I don’t think it’s an exaggeration to say that David did save and revive Rugby League from the hole it appeared to have dug itself into in the early 1970s.

I never really understood why he was forced to retire in 1992 at the age of 55, which nowadays seems a laughable age for someone to retire.

Even after he left the RFL, I kept in touch with him on an occasional basis.

The last time I saw him was in 2013 in Workington for a World Cup game that year.

Oddly enough, David never drove a car, and on that occasion I gave him a lift back to his home in Harrogate and the journey was enlivened by a discussion of his time in the hot seat at the RFL and some of the people he had dealt with during his 18 years in that position.

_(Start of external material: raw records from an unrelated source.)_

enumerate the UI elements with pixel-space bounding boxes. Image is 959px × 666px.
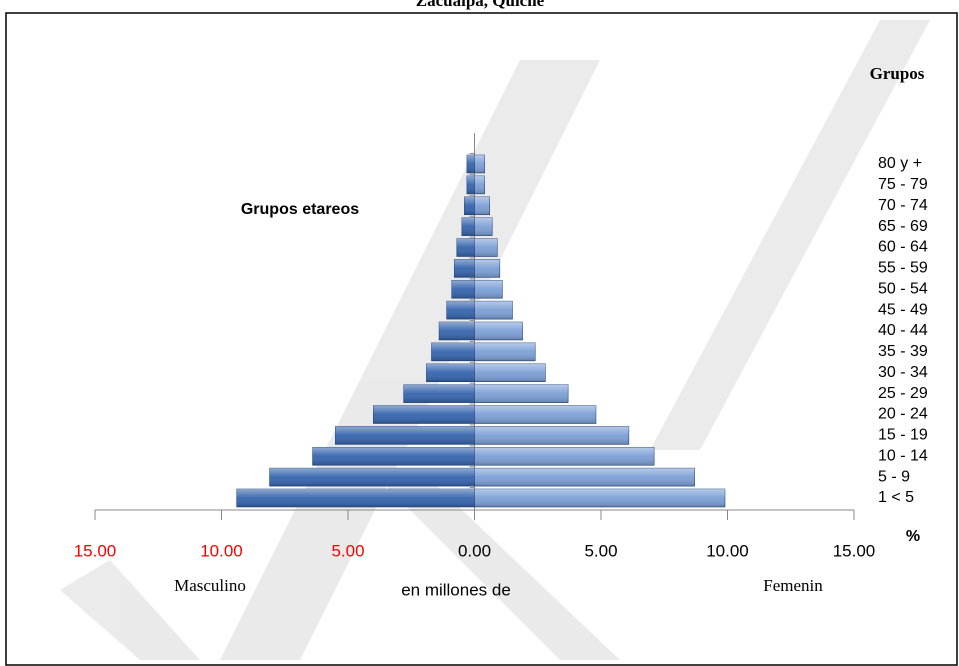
y-tick-label: 80 y + (878, 155, 922, 172)
bar-shine (474, 322, 523, 340)
bar-shine (312, 447, 475, 466)
bar-shine (403, 384, 475, 403)
y-tick-label: 60 - 64 (878, 239, 928, 256)
bar-shine (474, 280, 503, 299)
x-axis-label: en millones de (401, 580, 511, 599)
bar-shine (474, 259, 500, 278)
bar-shine (446, 301, 475, 320)
x-tick-label: 0.00 (458, 541, 491, 560)
y-tick-label: 50 - 54 (878, 280, 928, 297)
y-tick-label: 1 < 5 (878, 489, 914, 506)
bar-shine (439, 322, 475, 340)
bar-shine (474, 363, 546, 382)
bar-shine (451, 280, 475, 299)
bar-shine (474, 447, 655, 466)
bar-shine (474, 468, 695, 487)
y-tick-label: 40 - 44 (878, 322, 928, 339)
y-tick-label: 30 - 34 (878, 364, 928, 381)
bar-shine (431, 342, 475, 361)
x-tick-label: 15.00 (833, 541, 876, 560)
bar-shine (454, 259, 475, 278)
bar-shine (461, 217, 475, 236)
bar-shine (373, 405, 475, 424)
legend-entry: Femenin (763, 576, 823, 595)
chart-title: Zacualpa, Quiche (416, 0, 545, 10)
bar-shine (474, 238, 498, 257)
bar-shine (474, 217, 493, 236)
y-tick-label: 5 - 9 (878, 468, 910, 485)
legend-title: Grupos (870, 64, 925, 83)
x-tick-label: 5.00 (331, 541, 364, 560)
y-tick-label: 75 - 79 (878, 176, 928, 193)
bar-shine (474, 196, 490, 215)
unit-label: % (906, 528, 920, 545)
bar-shine (456, 238, 475, 257)
y-tick-label: 25 - 29 (878, 385, 928, 402)
bar-shine (466, 175, 475, 194)
bar-shine (474, 426, 629, 445)
x-tick-label: 5.00 (584, 541, 617, 560)
bar-shine (466, 155, 475, 173)
chart-border (5, 12, 958, 666)
y-tick-label: 20 - 24 (878, 406, 928, 423)
x-tick-label: 15.00 (74, 541, 117, 560)
bar-shine (269, 468, 475, 487)
bar-shine (426, 363, 475, 382)
bar-shine (474, 155, 485, 173)
bar-shine (474, 301, 513, 320)
y-tick-label: 15 - 19 (878, 427, 928, 444)
y-tick-label: 10 - 14 (878, 447, 928, 464)
legend-entry: Masculino (174, 576, 246, 595)
y-tick-label: 70 - 74 (878, 197, 928, 214)
y-tick-label: 45 - 49 (878, 301, 928, 318)
x-tick-label: 10.00 (200, 541, 243, 560)
x-tick-label: 10.00 (706, 541, 749, 560)
y-tick-label: 65 - 69 (878, 218, 928, 235)
bar-shine (474, 405, 596, 424)
bar-shine (464, 196, 475, 215)
bar-shine (474, 489, 725, 507)
y-tick-label: 35 - 39 (878, 343, 928, 360)
bar-shine (335, 426, 475, 445)
bar-shine (474, 384, 569, 403)
bar-shine (474, 342, 536, 361)
y-tick-label: 55 - 59 (878, 260, 928, 277)
bar-shine (236, 489, 475, 507)
bar-shine (474, 175, 485, 194)
y-axis-label: Grupos etareos (241, 201, 359, 218)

I would like to extend my sincere condolences to David’s family for their very sad loss.

NRL Pre-Season Challenge

The proposed pre-season competition in the NRL, which will also include St Helens when they travel Down Under for the World Club Challenge against Penrith, is a fascinating exercise that I’ll look forward to seeing unfold.

Of course, that is assuming that it actually does take place, given the nature of the dispute between the NRL and the Rugby League Players Association in Australia, which remains unresolved, with some people suggesting that it could even disrupt the start of the season with potential strike action on the horizon.

That seems very strange to me, given that the NRL has raised the salary cap this year to A$12.7 million.

It seems that the RLPA was angry that the NRL announced the increase in the salary cap without adequately consulting the union.

I don’t know why the NRL didn’t do that and nor do I understand why the argument is so apparently difficult to resolve.

If the NRL’s Pre-Season Challenge does go ahead, many of the games will be shown on Sky Sports, as you can see on page 26 of this issue.

Points will be awarded for teams scoring five tries, five line breaks or ten offloads.

I can see some difficulty in deciding how offloads will be defined for this purpose, but it will be interesting to see whether we witness a more open game than we are used to in the NRL.

Battle of the Rovers

Pre-season matches can sometimes throw up some surprising results.

And few would be much more surprising than Featherstone Rovers’ 28-0 demolition of Hull Kingston Rovers on Friday night at the Millennium Stadium, in a match played for Craig Hall’s testimonial.

The new Hull KR coach Willie Peters was clearly shocked by the result and by his team’s performance, although that perhaps detracts a little from what must have been an outstanding performance by Featherstone.

Sean Long has certainly had a great start to his first-grade coaching career and no doubt the other clubs in the Championship who will be hoping to compete with them will have noted that performance with some trepidation.

The Championship last year turned out to be a one-horse race and I had hoped that this season we might have a closer competition.

I now wonder how realistic that hope is.

No panic on tackling

I was glad to see the RFL refuse to follow in the footsteps of rugby union by banning tackles above the waist for most levels of the game.

Clearly rugby union has been put into panic mode by the threat of legal action by players claiming compensation for brain injuries suffered during their playing careers.

Those injuries are tragic, of course, but if we are to make any changes in Rugby League, we need to be sure that they are based on adequate research and are backed up by solid data.

The RFL is wise to take its time before making far-reaching changes to the nature of the game.